While research often focuses on the retirement bound individual or couple, few people live their lives with no outside influences. A parent’s desire to lighten a child’s burden could have a negative impact on the parent’s retirement security, and such altruism from older generations might indicate a willingness to accommodate Social Security reforms that might benefit the young more than those closer to retirement. Two recent MRRC projects looked at how family dynamics might affect retirement security.
For “Parents with an Unemployed Adult Child: Labor Supply, Consumption, and Savings Effects,” RAND researchers Kathryn Edwards and Jeffrey B. Wenger used Panel Study of Income Dynamics (PSID) data to investigate how older mothers adjusted their spending and savings when a child faced unemployment. In the PSID, 60 percent of the unemployment observed occurs before age 30. The median age a mother can expect to be when her adult child becomes unemployed is 55. Therefore, an adult child’s unemployment frequently comes right when Mom needs to focus on retirement.
The researchers divided the mothers into those younger than 62 years old (preretirement), those 62 to 70 (retirement window), and 70 years and older (retired). Children were required to have been working (not just having graduated from school, for example), and they had to maintain their own household. The researchers did not look at co-residence.
Edwards and Wenger confirmed that there were financial transfers to children. At any given time, the mothers sent about $270 a year to their child. This went up to $334 the year of the child’s unemployment.
Other findings when a child is unemployed:
- Preretirement mothers increased their employment by three and a half days to a mean of about 32 weeks per year.
- There was a very slight uptake in Social Security claiming for partnered women who hadn’t yet claimed by age 65.
- Food consumption dropped from an average of $11,000 a year by about $224 — with a larger drop for retired moms.
- Preretirement working mothers decreased their retirement savings from 0.7 percent of income to about 0.45 percent for that year.
- Retirement-window mothers increased savings by an average of 3.4 percent.
Edwards and Wenger’s study provides evidence that parents – mother’s at least – want to provide their adult children with a safety net. In their project, “Transfers, Bequests, and Human Capital Investment in Children over the Lifecycle,” Eric French (University College London), Andrew Hood (Institute for Fiscal Studies), and Cormac O’Dea (now at Yale University) try to understand how older generations’ altruism toward their children might impact Social Security reforms.

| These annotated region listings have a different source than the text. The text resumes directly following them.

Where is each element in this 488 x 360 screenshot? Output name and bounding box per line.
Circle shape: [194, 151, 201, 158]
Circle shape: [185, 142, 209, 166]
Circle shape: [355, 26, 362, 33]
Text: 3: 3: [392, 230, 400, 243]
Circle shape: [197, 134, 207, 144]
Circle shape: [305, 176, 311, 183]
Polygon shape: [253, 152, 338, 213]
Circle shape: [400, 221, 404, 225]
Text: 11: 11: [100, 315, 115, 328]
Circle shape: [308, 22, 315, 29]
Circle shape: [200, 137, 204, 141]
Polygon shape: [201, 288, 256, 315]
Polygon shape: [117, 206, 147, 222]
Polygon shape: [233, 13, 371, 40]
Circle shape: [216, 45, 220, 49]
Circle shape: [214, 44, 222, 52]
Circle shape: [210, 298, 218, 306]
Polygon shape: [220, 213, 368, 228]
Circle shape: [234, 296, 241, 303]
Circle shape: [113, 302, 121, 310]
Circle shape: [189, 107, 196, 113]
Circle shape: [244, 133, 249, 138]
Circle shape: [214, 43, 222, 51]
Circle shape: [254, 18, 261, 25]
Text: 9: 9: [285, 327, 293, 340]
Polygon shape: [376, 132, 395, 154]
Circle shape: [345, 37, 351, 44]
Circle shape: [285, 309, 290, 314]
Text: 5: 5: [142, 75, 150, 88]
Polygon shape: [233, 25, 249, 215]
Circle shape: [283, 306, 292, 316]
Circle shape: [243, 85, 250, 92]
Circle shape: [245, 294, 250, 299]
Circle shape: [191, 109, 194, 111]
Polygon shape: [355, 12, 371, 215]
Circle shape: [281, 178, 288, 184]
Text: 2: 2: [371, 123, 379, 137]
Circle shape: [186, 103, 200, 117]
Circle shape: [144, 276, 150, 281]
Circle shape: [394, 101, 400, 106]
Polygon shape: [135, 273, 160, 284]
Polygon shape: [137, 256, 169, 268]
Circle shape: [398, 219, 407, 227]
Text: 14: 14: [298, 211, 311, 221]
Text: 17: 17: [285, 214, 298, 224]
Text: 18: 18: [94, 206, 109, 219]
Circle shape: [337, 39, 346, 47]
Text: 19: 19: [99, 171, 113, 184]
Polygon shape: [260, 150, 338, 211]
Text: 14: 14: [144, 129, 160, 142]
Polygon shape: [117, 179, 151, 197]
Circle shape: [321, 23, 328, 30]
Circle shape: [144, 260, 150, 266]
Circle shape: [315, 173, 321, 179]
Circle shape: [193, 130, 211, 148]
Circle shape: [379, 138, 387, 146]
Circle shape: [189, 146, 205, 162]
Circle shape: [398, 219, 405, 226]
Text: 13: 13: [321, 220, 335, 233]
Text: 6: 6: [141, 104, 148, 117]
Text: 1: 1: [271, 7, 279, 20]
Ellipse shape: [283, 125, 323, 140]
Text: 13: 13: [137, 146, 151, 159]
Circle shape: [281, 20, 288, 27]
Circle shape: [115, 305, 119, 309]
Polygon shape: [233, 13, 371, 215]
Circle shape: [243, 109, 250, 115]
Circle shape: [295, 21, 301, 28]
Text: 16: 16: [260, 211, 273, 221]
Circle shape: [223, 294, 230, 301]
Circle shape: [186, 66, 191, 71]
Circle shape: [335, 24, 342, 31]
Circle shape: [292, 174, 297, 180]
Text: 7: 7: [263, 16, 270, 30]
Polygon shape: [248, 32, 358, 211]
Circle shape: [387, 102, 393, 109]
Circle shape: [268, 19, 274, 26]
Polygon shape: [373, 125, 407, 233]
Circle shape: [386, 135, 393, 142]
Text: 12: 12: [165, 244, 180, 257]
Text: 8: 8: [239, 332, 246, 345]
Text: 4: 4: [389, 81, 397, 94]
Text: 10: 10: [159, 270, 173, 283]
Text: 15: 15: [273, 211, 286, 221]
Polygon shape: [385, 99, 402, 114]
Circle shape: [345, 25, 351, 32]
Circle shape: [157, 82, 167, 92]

“There are lots of reforms [under consideration] whereby those near retirement might take a little bit of a cut to their benefits. If [parents] don’t care about their children or future generations, they’d be unwilling to accept those sorts of benefit cuts,” French said during the 2017 Retirement Research Consortium Meeting. “However, if individuals are very altruistic toward their children, that increases the scope of reforms that might benefit the young that the old would agree to as well.”
To better pin down altruism’s prevalence and effects, French and his co-authors built a long-term, over-lapping generations model that looks at transfers of time and money at multiple stages of the life cycle. The researchers used data from Britain’s National Child Development Study (NCDS), which, every seven years, collects children’s test scores and asks detailed questions on time investments during childhood (reading to/playing with child), educational investments (choosing residence based on school quality, interest in child’s classes), and as children age, their employment outcomes and parental cash investments of transfers and bequests. The authors then examined the effects of such investments on intergenerational correlations in education, income, and wealth.
The researchers found:
- Parental education is correlated with child’s educational attainment: 66 percent of children with a college-educated father attend college; 20 percent of children with low-education fathers attend college.
- Children with college-educated fathers inherit around $40,000 more than those with low-educated fathers.
- Average lifetime earnings for sons who have fathers with only compulsory education is approximately $951,000 compared to $1,156,000 for those with fathers with some post-compulsory school, and $1,327,000 for those with fathers with some college.
Parental time investments such as reading to and playing with children turn out to be predictive of a child’s ability and future success as well, with a one standard deviation increase in parental time spent with children at age 7 increasing normalized ability by 0.13 standard deviations at age 11.
Whether the parental altruism evidenced in these studies would translate to supporting Social Security reforms might need to be left to a future natural experiment.